You have to be able to do this. This is not the ancestral environment where there's only eighty people in your tribe and exiling any one of them is a huge decision that can never be undone. It's a large world out there and there are literally hundreds of millions of people whom you do not want in your community, at least relative to your current ability to improve them. I'm sorry but it has to be done.

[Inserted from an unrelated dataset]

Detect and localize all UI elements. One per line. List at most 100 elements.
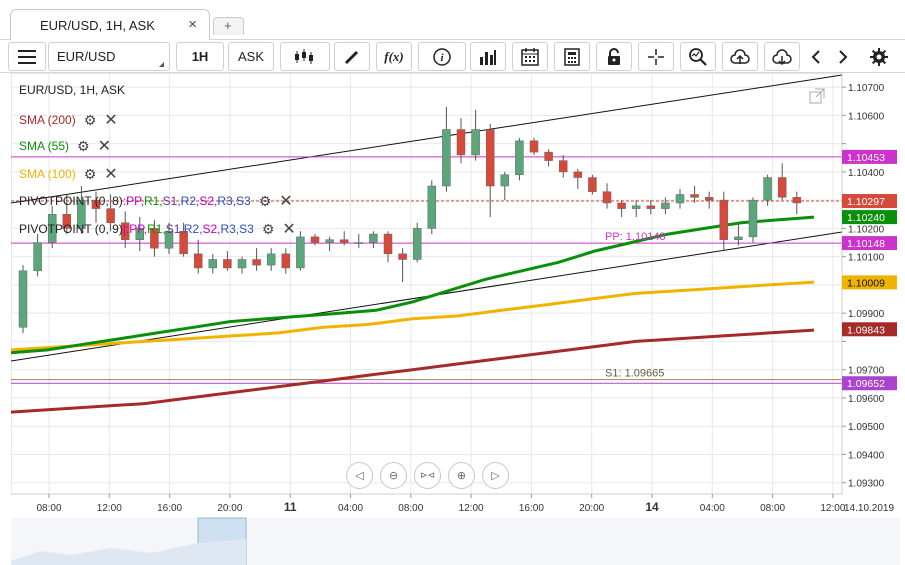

Finally, if you grow much further it may no longer be possible for everyone to meet all the time as a group. I'm not quite sure what to advise about this - splitting up into meetings on particular interests, maybe, but it seems more like the sort of thing where you ought to discuss the problem as thoroughly as possible before proposing any policy solutions. My main advice is that if there's any separatish group that forms, I am skeptical about its ability to stay on track if there isn't at least one high-level epistemic rationalist executive type to organize it, someone who not only knows Bayes's Theorem but who can also Get Things Done. Retired successful startup entrepreneurs would be great for this if you could get them, but smart driven young people might be more mentally flexible and a lot more recruitable if far less experienced. In any case, I suspect that your ability to grow is going to be ultimately limited by the percentage of members who have the ability to be organizers, and the time to spend organizing, and who've also leveled up into good enough rationalists to keep things on track. Implication, make an extra effort to recruit people who can become organizers.
And whenever someone does start doing something interesting with their life, or successfully recruits someone who seems unusually promising, or spends time organizing things, don't forget to give them a well-deserved cookie.
Finally, remember that the trouble with the exact phrasing of "become awesome" - though it does nicely for a gloss - is that Awesome isn't a static quality of a person. Awesome is as awesome does.